I gained my BA at The University of Queensland (UQ), Australia, and my MSc in History of Science, Medicine, and Technology at Harris Manchester College, Oxford. I completed my PhD in History at UQ in 2020. Before joining Magdalen as a Fellow by Examination in October 2020, I was a Postdoctoral Research Fellow at the Institute for Advanced Studies in the Humanities at UQ, and a Lisa Jardine Grant Awardee at the Royal Society of London.
I am an early modern historian with research interests in the history of science, religion, and scholarship in Europe. I am currently working on three projects. The first, an extension of my doctoral research, examines the history of the idea of the soul in early modern England, focusing particularly on the development of the heterodox view that humans did not possess immortal souls. The early modern debate over this issue was an interdisciplinary one: it involved religion, medicine, and natural philosophy, but also historical scholarship. I am also working on an intellectual biography of William Warburton (1698–1779), a clergyman who became a major celebrity as a result of his controversial claims about the Old Testament. In a highly technical book that became a public sensation, Warburton argued that the absence of teachings about immortality in the Hebrew scriptures paradoxically proved the divine origins of Judaism. I am studying Warburton’s research methods by examining his surviving library and extensive correspondence. My third key interest is the history of astrology in the early modern world. I’m interested in how astrology, once a vibrant aspect of European cultural and intellectual life, came to be rejected as a superstition outside the bounds of science – a huge shift that remains a major puzzle in the history of science. My research engages closely with university disputations, and in addition to these projects I will also be preparing a digital edition of the records of Oxford student disputations from the early modern period.

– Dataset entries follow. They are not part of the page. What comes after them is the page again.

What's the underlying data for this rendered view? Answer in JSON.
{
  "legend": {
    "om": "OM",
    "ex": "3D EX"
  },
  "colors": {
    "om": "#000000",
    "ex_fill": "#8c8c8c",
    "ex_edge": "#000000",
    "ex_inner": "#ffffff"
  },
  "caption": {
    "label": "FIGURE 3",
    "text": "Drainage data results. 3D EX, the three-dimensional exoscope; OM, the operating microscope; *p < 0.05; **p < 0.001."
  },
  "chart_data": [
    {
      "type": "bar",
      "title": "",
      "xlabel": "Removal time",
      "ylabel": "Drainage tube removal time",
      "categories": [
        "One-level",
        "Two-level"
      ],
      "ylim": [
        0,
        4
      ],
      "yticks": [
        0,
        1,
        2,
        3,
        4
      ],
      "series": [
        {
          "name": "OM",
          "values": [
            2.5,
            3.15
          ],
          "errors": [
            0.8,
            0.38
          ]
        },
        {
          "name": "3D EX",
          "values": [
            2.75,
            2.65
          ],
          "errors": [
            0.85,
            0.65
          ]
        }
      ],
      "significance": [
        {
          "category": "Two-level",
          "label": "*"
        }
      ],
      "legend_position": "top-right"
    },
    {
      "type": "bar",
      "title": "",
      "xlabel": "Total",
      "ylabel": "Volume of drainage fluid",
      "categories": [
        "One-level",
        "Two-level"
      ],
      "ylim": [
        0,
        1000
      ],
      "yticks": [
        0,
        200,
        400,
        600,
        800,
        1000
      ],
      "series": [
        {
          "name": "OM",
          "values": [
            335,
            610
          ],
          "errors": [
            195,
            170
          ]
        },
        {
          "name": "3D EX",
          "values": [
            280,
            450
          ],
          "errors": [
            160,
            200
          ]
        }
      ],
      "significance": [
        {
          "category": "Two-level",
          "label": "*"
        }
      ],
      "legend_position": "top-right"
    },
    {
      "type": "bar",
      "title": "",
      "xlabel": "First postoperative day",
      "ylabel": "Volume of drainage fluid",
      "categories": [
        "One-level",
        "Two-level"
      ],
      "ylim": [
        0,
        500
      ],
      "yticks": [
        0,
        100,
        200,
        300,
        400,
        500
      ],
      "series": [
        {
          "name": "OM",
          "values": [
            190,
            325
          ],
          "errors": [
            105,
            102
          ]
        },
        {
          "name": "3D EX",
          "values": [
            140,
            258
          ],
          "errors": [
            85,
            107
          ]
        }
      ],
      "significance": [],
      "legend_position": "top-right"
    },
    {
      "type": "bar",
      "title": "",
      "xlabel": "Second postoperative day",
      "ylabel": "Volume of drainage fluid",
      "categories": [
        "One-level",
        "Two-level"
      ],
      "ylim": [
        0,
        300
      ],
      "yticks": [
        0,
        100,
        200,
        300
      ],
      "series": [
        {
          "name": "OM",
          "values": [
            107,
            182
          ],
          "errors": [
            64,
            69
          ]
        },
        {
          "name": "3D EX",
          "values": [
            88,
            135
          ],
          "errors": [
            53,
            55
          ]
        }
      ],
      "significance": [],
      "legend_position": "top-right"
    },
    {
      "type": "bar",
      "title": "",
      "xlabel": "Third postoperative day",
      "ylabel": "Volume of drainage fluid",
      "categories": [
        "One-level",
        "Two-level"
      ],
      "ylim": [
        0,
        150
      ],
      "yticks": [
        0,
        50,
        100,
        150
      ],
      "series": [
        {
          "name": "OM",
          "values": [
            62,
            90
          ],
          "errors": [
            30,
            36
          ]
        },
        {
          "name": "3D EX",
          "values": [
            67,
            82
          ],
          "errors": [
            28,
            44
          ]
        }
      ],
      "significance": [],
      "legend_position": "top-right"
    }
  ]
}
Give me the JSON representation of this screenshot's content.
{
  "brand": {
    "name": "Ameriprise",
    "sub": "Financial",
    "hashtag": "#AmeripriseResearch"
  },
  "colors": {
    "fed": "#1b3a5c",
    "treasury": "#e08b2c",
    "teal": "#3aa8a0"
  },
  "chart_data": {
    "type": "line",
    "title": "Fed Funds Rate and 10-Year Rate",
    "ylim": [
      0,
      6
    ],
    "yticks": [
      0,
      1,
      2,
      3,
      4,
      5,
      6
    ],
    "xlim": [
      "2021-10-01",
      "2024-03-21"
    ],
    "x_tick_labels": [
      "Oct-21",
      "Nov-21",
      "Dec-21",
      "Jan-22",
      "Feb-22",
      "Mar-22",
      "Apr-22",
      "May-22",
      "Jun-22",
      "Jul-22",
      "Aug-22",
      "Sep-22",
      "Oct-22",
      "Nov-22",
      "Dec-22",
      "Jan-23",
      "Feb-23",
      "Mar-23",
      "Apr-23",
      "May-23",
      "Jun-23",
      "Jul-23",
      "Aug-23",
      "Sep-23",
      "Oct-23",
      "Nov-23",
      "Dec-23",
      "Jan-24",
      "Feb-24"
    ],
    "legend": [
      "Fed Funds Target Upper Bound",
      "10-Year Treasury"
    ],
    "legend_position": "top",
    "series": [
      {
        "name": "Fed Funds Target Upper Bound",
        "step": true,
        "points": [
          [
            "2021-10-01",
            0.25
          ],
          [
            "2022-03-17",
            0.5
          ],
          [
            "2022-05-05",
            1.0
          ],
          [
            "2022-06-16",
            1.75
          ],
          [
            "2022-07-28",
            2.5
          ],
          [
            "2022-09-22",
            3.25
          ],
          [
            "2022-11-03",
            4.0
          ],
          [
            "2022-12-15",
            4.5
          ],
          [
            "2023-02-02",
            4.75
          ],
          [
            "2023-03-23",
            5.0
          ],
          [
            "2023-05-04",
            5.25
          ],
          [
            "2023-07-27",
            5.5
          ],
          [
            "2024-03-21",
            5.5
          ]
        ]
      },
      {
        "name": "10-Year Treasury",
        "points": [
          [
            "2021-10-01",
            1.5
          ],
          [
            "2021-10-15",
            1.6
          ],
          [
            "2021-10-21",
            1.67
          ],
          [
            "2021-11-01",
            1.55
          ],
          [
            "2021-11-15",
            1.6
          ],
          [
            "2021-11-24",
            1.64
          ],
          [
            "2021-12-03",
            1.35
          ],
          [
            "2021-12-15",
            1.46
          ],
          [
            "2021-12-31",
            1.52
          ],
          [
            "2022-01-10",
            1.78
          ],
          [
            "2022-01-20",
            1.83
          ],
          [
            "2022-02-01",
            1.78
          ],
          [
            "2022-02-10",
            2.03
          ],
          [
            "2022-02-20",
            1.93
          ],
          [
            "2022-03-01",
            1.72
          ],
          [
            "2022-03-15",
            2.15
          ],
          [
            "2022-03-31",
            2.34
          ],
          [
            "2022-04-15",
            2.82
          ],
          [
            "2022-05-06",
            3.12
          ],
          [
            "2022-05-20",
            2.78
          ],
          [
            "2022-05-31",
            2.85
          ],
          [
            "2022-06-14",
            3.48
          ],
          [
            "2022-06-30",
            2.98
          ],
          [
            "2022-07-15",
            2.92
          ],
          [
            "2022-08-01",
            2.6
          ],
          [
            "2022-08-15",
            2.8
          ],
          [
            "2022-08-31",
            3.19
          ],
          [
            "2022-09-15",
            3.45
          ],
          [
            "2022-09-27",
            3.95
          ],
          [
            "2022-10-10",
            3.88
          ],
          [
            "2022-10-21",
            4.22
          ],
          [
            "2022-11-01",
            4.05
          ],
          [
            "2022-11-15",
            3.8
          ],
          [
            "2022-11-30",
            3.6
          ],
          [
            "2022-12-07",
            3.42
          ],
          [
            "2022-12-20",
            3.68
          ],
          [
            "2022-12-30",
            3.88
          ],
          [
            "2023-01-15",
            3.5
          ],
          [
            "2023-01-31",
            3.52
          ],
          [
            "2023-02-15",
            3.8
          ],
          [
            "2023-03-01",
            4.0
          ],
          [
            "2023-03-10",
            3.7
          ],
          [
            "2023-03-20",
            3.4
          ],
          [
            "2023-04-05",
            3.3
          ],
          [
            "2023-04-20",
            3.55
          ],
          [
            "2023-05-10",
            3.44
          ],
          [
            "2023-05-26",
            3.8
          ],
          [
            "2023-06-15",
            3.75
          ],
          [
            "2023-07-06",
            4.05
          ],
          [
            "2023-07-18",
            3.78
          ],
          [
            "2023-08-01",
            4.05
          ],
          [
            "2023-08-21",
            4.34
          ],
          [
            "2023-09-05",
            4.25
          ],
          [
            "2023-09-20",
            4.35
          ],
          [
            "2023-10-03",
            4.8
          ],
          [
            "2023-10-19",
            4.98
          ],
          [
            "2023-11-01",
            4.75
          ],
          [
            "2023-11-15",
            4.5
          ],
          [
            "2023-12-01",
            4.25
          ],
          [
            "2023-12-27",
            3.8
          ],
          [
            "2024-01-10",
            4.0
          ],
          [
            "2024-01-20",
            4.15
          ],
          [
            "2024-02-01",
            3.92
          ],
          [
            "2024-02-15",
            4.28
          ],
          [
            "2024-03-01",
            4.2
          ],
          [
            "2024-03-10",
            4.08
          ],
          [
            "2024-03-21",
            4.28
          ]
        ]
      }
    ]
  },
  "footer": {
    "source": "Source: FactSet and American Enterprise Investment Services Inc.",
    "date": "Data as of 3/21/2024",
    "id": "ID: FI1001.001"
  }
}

‘The Society of Astrologers (c. 1647–1684): Sermons, Feasts, and the Resuscitation of Astrology in Seventeenth-Century London’, The British Journal for the History of Science 54(2) (2021): 133-153.
‘The Pentateuch and Immortality in England and the Dutch Republic: The Confessionalisation of a Claim’, in The Worlds of Knowledge and the Classical Tradition in the Early Modern Age: Comparative Approaches, eds., Ian Maclean and Dmitri Levitin (Brill, 2021).
‘Paganism, Natural Reason, and Immortality: Charles Blount and John Toland’s Histories of the Soul’, Intellectual History Review 31(4) (2021): 563-583.
‘Before epidemiologists began modelling disease, it was the job of astrologers’, The Conversation, 19 May 2020
‘The Contribution of the Early Modern Humanities to “Disenchantment”‘, Magic, Ritual, and Witchcraft 16(3) (2021): 398-405.